December 24, 2015
By: Ezra Fieser
- Two dozen companies doubled value; dolphin shows and cement up
- Market gains aided by sale of Red Stripe brewer to Heineken
Jamaica may bring to mind rum daiquiris and Bob Marley but its stock market had a better year than any other across the globe.
Amid the middling returns of the world’s best known indexes — the Dow Jones Industrial Average dipped about 1 percent, the Euro Stoxx 50 lost 6 percent in dollar terms– foreign acquisitions, stronger investor safeguards and a rebounding economy helped the Jamaica Stock Exchange surge more than 80 percent in 2015.
With a market capitalization of about $5.3 billion (the Dow has $5.23 trillion), Jamaica lives on the fringe of frontier status. And although the exchange’s benchmark index lost 5 percent last year and 13 percent in 2013, investors should pay attention, according to Carl Bennett, a vice president of investor relations at Bank of New York Mellon.
With economic growth forecast to accelerate for a third straight year, reaching 1.4 percent in 2015 according to estimates compiled by Bloomberg, the Caribbean island of 2.8 million people is slowly emerging from recession while struggling with one of the world’s highest debt burdens. The government has restructured local bonds twice since 2010, accepting an International Monetary Fund-led financing package in 2013. That didn’t deter individual Jamaicans and institutional investors from pouring money into local stocks this year, said Jovano Johnson, an equity trader at Kingston-based Mayberry Investments Ltd.
Twenty-nine of the 57 stocks traded on the main and junior markets in Jamaica saw year-over-year post-tax profits rise 10 percent or more. Eight of those saw profits spike more than 100 percent, led by the Jamaica Stock Exchange Group’s 1,658 percent growth for a $1.2 million profit for the 12 months that ended in September.

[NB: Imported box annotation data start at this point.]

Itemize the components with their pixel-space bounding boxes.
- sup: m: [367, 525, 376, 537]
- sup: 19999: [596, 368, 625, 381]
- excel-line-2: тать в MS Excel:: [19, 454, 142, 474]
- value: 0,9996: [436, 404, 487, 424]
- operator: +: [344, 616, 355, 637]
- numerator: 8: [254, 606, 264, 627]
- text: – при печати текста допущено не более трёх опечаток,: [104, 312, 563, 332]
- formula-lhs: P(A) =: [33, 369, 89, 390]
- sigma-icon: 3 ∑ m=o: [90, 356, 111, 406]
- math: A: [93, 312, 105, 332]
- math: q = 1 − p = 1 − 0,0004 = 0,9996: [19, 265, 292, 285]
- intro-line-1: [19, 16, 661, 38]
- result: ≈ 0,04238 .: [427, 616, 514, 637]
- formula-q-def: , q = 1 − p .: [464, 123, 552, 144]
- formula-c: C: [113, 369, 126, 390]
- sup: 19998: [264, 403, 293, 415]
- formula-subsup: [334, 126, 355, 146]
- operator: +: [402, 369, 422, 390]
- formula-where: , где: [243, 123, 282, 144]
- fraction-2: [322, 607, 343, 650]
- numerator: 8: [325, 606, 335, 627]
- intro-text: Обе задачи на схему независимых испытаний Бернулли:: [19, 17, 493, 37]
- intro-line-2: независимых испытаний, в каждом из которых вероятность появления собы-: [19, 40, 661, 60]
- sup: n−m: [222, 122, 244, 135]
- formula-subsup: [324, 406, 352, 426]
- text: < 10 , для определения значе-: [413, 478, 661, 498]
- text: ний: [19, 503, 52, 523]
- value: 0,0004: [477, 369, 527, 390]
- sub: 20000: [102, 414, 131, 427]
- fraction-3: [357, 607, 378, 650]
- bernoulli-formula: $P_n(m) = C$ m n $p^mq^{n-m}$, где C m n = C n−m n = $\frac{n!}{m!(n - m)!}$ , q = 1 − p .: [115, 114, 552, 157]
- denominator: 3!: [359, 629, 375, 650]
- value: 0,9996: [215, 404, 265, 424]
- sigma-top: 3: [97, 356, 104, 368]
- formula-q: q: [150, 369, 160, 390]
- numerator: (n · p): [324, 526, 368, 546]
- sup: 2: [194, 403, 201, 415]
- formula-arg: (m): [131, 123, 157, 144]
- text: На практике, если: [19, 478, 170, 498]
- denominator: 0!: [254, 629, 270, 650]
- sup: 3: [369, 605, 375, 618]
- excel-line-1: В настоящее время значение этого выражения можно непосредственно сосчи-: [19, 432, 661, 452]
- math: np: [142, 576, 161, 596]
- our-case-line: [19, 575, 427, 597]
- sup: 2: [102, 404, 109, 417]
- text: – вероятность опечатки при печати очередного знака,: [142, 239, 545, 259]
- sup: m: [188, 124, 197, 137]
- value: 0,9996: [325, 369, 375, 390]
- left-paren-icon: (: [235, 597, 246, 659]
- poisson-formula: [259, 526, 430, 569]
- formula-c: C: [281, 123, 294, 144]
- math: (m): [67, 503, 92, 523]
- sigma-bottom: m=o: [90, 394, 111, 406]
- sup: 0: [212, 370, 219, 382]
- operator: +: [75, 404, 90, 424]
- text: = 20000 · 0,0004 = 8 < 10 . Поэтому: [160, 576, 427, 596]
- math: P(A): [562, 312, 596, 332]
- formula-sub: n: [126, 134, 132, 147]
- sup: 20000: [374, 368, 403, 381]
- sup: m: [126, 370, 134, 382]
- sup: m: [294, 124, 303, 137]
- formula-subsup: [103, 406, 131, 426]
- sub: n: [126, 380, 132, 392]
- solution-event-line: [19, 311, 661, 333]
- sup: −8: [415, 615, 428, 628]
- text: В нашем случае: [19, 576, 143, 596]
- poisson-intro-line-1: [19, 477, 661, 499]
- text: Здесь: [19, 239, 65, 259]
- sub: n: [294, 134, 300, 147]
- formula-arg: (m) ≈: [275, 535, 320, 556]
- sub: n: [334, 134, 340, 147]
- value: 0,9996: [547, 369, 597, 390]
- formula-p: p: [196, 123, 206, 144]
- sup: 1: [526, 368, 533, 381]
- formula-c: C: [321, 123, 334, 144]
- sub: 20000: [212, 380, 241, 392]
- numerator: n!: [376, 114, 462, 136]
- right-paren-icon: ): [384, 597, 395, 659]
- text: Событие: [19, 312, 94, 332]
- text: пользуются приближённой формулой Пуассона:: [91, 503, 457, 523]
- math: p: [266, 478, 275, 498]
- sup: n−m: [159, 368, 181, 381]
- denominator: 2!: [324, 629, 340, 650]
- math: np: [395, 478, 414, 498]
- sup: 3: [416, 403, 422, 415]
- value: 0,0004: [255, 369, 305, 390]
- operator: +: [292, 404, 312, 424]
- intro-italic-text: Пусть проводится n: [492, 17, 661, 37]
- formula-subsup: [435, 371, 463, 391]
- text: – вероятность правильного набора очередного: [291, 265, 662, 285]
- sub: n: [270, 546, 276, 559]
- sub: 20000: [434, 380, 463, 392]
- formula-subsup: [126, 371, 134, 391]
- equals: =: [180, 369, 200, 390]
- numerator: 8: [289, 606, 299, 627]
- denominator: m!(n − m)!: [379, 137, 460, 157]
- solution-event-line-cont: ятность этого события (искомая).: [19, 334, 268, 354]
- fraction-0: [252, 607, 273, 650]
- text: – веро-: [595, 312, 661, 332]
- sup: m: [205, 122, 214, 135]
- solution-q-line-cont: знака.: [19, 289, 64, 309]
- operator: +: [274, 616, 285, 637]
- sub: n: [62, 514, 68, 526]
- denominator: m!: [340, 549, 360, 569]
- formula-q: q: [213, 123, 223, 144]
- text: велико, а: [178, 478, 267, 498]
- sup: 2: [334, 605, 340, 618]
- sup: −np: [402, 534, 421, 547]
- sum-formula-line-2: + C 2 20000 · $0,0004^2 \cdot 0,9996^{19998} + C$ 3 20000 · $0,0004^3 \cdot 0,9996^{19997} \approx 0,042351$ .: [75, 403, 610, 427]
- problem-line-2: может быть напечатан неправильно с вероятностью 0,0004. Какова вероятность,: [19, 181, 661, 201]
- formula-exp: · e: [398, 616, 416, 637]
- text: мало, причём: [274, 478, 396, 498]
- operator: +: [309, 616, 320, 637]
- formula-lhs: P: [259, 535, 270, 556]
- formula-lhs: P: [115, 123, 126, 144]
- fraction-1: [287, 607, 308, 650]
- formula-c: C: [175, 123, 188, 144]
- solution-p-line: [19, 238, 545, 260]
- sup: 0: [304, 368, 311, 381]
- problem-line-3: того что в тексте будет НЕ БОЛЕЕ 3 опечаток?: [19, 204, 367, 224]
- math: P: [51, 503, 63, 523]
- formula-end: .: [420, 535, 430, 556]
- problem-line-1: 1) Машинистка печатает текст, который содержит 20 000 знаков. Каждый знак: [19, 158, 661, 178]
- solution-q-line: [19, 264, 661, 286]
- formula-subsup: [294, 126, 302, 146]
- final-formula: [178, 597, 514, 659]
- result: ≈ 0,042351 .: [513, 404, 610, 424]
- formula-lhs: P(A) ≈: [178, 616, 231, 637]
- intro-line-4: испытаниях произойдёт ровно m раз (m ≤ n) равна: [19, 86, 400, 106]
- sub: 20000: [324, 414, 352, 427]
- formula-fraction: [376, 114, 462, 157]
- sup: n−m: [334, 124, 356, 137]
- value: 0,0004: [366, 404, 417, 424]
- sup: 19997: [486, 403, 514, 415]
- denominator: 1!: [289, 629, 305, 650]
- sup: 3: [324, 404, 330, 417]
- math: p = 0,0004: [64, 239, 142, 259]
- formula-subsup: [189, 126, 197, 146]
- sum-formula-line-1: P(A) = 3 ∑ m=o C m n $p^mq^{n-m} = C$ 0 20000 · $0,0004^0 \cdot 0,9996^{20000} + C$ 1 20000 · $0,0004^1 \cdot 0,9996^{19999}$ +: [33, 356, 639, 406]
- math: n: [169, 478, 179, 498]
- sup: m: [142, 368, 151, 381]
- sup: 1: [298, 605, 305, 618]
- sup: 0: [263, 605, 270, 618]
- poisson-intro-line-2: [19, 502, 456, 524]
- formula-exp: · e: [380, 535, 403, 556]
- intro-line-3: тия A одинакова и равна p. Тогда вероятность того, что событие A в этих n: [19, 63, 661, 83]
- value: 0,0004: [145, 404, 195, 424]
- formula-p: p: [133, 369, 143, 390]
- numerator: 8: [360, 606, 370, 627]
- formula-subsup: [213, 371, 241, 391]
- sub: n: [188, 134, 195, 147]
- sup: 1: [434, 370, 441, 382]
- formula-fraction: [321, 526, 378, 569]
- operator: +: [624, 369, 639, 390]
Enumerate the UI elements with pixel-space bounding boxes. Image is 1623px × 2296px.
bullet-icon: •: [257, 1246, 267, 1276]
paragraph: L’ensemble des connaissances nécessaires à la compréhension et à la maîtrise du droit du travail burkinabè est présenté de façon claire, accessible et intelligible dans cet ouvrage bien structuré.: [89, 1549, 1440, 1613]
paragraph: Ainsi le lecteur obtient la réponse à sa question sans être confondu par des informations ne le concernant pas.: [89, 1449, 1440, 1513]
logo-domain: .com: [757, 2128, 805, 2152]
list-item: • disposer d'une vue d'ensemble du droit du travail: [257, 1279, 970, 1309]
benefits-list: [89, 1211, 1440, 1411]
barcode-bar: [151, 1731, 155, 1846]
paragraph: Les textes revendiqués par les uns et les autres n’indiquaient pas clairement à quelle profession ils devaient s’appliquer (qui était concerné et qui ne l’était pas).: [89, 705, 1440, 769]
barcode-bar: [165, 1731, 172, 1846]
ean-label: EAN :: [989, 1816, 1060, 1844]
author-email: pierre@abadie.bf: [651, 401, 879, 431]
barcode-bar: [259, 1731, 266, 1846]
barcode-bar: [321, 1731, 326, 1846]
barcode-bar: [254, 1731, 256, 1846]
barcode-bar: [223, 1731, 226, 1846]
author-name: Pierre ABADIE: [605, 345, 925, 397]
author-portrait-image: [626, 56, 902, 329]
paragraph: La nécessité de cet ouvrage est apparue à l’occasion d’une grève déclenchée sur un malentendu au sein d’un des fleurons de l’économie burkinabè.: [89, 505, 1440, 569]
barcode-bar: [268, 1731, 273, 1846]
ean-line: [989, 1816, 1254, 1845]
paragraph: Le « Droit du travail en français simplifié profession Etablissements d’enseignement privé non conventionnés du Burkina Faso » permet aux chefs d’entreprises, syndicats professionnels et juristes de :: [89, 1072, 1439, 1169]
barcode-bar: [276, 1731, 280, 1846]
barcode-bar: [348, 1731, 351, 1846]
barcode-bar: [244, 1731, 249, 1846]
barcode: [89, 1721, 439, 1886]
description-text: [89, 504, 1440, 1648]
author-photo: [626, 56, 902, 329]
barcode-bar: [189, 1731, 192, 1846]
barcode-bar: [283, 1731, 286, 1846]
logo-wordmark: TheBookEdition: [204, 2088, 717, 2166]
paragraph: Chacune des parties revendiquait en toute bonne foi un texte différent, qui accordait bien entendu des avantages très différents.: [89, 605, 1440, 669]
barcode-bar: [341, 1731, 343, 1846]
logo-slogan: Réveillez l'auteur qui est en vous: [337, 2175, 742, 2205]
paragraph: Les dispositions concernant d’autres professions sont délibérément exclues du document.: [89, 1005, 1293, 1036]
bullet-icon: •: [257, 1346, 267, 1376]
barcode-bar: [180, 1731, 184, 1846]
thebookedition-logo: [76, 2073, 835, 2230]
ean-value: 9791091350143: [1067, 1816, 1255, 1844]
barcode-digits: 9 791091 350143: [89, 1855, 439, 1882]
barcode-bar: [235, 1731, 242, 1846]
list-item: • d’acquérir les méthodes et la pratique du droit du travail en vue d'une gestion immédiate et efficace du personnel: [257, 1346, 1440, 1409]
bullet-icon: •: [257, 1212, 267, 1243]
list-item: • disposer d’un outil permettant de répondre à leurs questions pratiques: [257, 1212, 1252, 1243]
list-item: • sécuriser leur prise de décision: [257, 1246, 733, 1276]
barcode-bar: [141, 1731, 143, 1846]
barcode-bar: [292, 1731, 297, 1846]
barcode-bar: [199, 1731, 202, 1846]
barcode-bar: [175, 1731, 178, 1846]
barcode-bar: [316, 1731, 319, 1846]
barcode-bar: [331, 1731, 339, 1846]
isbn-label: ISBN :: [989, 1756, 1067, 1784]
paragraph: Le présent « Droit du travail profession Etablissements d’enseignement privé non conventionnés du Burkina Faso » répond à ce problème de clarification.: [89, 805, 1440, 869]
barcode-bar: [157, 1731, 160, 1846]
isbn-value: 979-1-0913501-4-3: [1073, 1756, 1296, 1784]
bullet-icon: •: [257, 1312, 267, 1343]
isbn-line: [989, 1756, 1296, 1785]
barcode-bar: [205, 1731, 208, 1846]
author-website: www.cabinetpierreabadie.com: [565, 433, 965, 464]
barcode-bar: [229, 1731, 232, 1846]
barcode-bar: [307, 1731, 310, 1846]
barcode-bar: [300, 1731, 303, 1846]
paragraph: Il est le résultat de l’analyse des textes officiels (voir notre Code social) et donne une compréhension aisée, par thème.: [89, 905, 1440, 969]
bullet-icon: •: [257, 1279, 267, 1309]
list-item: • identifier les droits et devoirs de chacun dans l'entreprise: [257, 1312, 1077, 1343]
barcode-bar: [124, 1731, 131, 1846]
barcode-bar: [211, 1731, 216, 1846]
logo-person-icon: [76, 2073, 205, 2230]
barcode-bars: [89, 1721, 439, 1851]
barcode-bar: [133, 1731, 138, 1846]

Strong earnings reports helped push up shares of companies like Caribbean Cement Co., which manufactures Portland cement and reported a 969 percent increase in profits, while shares of modeling agency and marketing company Pulse Investments Ltd., which said it would pay a dividend for the first time since 1994, surged 557 percent. As of November, 23 stocks had more than doubled in value this year.
“It’s an emerging market and the fact is that you want to be in on the ground when we are growing,” said Marlene Street-Forrest, general manager of the Jamaica Stock Exchange.
Street-Forrest pointed to the interest in Jamaican firms from large multinational corporations, such as Heineken NV’s acquisition of Red Stripe beermaker Desnoes & Geddes Ltd., which sent the shares up more than 500 percent this year. The stock will be delisted in January.
The exchange also saw a flurry of trades in November when Mexico-based Dolphin Discovery Group, a dolphin show theme park operator, announced it would acquire 58.5 percent of ordinary shares in Dolphin Cove Ltd., which is based in Jamaica.
Bennett, who doesn’t hold any stocks listed on the exchange on behalf of clients, said the growth could keep going in 2016 as the government divests state-owned enterprises through initial public offerings. Finance Minister Peter Phillips has said that government positions in the Petroleum Corp. of Jamaica and power generation and electricity distribution companies are candidates for divestiture.
Investments from outside of Jamaica will also be key, Street-Forrest said. The more than 3 million Jamaicans living abroad sent home $1.9 billion in remittances in 2014, according to the Bank of Jamaica.
This year, the exchange launched the Caribbean’s first online trading platform, seeking to tap Jamaicans living in North America and the United Kingdom. Still, trading online, which requires an account in one of a handful of Jamaican brokerage houses, represents less than 10 percent of inflows, Street-Forrest said.
Denis St. Bernard, a business consultant who lives in London, is starting a diaspora-focused investment company that would pool contributions. He said Jamaicans living abroad know Jamaican brands, such as food and construction material exporter GraceKennedy Group. He said that while convincing them to buy shares of those companies remains a challenge, “That’s where the opportunities are.”